Needed Uses for Tomorrow

Because the voice influence cuts both ways, voice can influence commerce and help organizations to get better.  Organizations will have to ramp up their use of AI-powered voice analytics to gain an advantage. Savvy organizations are examining the critical moments of sales or service leveraging conversation analysis speed and accuracy at optimal cost levels. By understanding what was said and making the intent discoverable, new opportunities arise. This process allows organizations to analyze interactions and prescribe proper actions. The typical uses are for offers, complaints, first call resolution, compliments, outages, and escalation analysis.

On The Edge Uses

Organizations need to stop thinking about voice as just an interface or the outcome of a conversation. Voice data is a unique source of critical insights for the business. The leading organizations create the next generation of communication and collaboration with AI bots/agents to identify call drivers, trends, predict new directions, and design or optimize products and service bundles. This kind of smart voice leverage can apply to prospects or customers and all constituents involved with product/service creation, including employees and vendors. Voice analysis could cover the end to end supply or value chains.

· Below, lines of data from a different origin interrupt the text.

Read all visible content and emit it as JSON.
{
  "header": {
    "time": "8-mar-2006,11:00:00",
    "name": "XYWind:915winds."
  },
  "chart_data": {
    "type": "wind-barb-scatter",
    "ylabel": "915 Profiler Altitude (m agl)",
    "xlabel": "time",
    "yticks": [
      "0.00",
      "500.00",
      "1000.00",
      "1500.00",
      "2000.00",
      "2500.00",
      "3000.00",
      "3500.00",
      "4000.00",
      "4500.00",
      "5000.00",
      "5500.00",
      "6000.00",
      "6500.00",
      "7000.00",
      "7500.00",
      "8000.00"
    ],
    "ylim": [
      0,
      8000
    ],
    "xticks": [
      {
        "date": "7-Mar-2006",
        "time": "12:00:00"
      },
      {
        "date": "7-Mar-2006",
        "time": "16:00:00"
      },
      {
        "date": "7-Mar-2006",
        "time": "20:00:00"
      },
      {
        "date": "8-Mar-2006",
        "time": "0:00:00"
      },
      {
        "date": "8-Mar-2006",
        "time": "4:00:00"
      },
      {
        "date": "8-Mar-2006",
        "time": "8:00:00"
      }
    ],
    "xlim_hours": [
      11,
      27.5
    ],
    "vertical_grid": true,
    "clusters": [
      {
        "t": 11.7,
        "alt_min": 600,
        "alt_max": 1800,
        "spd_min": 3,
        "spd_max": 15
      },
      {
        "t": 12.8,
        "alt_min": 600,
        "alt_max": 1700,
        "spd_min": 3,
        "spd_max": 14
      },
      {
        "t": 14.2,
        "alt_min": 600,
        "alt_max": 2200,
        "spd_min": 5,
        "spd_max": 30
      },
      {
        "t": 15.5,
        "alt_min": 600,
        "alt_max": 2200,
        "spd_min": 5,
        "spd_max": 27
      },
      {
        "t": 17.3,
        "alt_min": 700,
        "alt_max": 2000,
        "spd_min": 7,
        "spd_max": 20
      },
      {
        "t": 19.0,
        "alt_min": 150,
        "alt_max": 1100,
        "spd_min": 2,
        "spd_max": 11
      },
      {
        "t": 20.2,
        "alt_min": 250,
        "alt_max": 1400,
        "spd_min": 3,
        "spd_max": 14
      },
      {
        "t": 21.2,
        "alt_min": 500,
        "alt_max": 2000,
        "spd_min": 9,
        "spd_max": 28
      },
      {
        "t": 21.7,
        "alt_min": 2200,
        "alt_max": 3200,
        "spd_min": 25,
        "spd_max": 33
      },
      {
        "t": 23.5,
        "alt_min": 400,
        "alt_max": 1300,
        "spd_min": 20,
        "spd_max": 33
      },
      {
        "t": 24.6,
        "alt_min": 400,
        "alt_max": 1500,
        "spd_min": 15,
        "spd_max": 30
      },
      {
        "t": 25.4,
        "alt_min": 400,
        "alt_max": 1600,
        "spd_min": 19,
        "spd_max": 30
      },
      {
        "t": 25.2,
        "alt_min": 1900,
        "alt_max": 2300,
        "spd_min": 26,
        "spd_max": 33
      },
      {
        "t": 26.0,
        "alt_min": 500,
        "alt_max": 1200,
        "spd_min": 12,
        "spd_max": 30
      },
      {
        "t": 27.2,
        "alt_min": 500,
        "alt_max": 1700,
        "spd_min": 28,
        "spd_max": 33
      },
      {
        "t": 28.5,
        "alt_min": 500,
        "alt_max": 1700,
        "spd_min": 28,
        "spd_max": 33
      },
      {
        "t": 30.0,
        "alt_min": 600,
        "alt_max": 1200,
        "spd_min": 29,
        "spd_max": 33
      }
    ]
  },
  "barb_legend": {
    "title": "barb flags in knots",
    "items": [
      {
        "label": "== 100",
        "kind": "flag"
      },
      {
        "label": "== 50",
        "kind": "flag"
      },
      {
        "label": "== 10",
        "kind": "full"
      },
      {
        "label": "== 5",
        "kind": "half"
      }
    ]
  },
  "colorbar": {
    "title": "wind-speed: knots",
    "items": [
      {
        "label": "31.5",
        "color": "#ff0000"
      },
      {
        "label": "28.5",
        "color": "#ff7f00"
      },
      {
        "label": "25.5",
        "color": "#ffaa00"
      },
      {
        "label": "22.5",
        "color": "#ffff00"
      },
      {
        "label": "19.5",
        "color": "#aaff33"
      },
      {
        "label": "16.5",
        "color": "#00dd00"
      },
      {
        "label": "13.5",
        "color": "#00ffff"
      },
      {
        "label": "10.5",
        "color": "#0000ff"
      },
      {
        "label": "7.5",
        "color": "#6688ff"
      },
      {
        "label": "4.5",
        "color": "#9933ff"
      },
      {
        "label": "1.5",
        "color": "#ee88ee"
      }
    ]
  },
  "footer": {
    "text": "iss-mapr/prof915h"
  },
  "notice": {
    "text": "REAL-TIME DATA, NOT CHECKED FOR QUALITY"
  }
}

Voice analytics applies to both external and internal voice moments of truth, differentiating amongst the individuals' diversity at the same time.

Net; Net:

We all know that voice has much more value than any other means of communication because it expresses context, sentiment, intent, emotions, and action potential. Speech technology should be a vital part of any digital transformation as there are critical insights about product, service, and customers. Better accuracy, smarter implementations, and bulletproof security will allow more complex solutions while making it easier for users. It's time to up your game at getting more value out of the voice in your organization.